Using tapestry, tassels and steel as a metaphor for the malleability of identity, Nour Jaouda’s first solo exhibition in London, “Where, if not far, is my place? superimposes silhouettes of architectural elements from Cairo (where the Libyan-born artist grew up) into objects that combine elements of painting, collage and sculpture. The artist hand-dyes cottons and cut canvases, on which she traces patterns like the outlines of the wooden trellises of traditional mashrabiya windows or arches that decorate the domed interiors of mosques. She suspends fabrics from twisted steel rods, repurposed straight from ancient Cairo gates and fences, to create standing structures that invoke portals to a nameless elsewhere.

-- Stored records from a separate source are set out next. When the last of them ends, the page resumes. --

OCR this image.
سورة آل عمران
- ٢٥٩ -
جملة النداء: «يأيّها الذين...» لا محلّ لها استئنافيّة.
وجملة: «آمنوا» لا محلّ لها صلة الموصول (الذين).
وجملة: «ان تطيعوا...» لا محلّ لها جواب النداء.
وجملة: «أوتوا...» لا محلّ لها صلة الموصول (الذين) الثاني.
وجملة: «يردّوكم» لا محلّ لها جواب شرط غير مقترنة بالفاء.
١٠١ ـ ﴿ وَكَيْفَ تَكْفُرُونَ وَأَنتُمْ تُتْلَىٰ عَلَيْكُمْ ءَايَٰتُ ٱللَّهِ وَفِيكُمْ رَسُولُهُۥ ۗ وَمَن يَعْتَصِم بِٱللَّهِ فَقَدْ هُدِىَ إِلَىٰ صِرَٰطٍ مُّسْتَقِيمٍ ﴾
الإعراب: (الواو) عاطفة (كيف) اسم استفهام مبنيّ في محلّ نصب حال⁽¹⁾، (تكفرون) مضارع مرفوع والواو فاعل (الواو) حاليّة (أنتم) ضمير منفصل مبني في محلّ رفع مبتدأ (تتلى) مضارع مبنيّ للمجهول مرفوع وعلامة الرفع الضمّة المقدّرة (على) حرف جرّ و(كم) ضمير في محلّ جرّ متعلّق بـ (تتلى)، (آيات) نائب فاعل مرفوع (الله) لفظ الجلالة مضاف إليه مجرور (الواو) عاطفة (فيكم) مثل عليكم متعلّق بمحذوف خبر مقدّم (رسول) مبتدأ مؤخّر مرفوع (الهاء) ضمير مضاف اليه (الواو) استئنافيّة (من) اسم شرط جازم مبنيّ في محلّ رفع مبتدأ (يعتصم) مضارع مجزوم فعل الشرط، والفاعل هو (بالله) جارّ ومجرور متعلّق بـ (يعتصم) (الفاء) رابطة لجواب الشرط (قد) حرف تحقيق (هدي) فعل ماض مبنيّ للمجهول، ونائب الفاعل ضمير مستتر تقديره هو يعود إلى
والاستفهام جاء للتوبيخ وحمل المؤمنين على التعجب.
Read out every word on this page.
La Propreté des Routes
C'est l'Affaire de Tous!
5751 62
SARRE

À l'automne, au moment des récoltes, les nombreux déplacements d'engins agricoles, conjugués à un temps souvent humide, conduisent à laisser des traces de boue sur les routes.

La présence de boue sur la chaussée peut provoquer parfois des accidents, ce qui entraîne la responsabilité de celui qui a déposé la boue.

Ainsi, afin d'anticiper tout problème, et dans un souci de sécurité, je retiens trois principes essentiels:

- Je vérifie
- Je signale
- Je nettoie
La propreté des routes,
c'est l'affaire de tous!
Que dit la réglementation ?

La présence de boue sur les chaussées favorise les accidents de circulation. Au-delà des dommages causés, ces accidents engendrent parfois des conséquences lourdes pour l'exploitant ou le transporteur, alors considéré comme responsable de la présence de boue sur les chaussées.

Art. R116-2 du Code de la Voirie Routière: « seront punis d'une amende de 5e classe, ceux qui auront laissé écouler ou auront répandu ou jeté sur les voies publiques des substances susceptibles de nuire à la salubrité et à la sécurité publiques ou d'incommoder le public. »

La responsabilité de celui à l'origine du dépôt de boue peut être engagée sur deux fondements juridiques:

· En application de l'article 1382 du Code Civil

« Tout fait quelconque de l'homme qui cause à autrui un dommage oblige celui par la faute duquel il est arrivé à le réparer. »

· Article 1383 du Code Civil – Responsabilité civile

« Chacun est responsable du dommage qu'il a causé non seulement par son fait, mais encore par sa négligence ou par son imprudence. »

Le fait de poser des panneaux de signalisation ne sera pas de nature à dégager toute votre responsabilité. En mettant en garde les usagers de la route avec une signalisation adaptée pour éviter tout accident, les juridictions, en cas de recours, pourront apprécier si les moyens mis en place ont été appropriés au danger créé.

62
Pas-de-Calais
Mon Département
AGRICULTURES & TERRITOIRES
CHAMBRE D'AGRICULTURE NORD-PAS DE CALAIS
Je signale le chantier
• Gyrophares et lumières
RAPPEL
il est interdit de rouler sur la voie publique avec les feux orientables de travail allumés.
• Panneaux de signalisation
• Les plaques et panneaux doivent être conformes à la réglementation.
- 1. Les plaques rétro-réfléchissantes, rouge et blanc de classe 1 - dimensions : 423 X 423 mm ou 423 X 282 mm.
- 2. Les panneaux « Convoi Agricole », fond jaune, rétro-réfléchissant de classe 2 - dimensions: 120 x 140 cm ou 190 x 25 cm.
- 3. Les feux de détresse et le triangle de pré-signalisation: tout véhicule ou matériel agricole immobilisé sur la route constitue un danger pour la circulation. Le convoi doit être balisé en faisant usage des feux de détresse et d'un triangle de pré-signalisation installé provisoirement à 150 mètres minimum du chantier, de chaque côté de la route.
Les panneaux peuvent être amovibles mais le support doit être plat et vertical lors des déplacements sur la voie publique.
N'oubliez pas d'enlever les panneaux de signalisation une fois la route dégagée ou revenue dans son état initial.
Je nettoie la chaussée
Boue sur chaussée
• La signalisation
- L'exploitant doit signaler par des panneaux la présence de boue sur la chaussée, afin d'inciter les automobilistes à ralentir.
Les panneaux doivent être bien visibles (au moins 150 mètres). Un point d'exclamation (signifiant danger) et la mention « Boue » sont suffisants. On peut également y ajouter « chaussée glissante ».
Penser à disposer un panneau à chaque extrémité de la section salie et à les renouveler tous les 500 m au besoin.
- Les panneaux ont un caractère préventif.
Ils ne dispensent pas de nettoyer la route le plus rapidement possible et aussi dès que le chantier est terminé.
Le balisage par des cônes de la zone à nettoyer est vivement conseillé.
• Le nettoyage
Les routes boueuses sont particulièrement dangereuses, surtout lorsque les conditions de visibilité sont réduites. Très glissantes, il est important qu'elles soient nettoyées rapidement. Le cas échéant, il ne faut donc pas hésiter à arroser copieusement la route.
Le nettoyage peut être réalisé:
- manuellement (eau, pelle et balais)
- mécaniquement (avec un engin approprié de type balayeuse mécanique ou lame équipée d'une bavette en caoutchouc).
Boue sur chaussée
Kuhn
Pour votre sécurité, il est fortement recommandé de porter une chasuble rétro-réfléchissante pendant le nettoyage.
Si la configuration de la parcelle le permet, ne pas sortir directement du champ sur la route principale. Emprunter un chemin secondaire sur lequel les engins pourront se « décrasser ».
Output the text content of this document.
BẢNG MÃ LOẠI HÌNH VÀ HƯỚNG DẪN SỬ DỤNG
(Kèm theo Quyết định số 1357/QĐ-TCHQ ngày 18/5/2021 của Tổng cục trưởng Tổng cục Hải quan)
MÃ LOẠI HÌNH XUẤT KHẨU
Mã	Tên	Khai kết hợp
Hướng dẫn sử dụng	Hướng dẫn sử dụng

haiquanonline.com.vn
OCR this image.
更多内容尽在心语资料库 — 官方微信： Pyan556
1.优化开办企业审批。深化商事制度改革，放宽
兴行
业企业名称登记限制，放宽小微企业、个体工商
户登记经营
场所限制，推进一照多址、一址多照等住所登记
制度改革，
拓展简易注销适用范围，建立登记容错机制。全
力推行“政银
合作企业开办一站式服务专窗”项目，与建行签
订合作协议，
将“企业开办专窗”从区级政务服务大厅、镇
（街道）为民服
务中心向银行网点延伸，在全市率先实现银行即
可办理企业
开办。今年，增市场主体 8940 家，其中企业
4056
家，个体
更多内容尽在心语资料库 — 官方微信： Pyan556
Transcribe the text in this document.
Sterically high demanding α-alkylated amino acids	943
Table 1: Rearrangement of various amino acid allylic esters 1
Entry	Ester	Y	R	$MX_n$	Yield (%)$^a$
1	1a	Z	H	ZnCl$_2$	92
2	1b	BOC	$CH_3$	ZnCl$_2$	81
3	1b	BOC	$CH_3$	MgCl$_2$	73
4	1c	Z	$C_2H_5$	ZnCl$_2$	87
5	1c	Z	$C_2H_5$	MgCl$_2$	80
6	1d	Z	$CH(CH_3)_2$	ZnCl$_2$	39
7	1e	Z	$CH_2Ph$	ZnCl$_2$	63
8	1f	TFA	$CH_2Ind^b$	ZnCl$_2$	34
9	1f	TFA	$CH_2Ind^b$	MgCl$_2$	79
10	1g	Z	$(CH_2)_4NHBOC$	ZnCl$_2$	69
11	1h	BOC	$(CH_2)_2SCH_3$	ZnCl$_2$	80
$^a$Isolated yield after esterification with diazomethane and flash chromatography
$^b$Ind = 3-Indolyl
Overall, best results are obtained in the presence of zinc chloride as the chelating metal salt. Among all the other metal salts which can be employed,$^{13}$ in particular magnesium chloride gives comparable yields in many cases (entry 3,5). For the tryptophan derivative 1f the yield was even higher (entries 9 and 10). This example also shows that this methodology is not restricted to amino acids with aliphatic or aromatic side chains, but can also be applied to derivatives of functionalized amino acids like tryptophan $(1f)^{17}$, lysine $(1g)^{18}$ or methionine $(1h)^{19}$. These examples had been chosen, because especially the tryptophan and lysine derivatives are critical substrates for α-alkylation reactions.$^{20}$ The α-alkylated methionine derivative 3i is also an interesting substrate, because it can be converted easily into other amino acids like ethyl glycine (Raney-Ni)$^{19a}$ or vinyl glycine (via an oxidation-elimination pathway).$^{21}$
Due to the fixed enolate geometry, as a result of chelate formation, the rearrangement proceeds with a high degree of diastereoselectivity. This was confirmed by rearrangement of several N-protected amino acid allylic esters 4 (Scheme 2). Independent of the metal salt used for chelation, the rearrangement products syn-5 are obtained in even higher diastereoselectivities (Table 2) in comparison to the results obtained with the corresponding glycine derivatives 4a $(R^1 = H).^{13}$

As long as our tears are songs when we cry them, 2023, a body of nine cement slates fixed to the wall, presents delicate organic forms that seem to flow and congeal, extending the artist’s experimentation with materiality. Other fabric works are inspired by the Islamic prayer rug, an object that can be rolled up, stored and unrolled to transform the space from the mundane to the sacred. Jaouda hangs the textiles so that they protrude from the wall. Rather than two-dimensional rugs, they suggest doorways to the memory of the artist, refreshing the well-worn cultural symbolism of the prayer rug.
Jaouda’s reconfiguration of cultural signifiers manages to evoke a sense of belonging without going into detail. Rather, it attempts to bring a new geography into existence – the illusory ‘distant’ of the exhibition’s title – as a site where the artist can come to terms with his own sense of liminality and lack of belonging.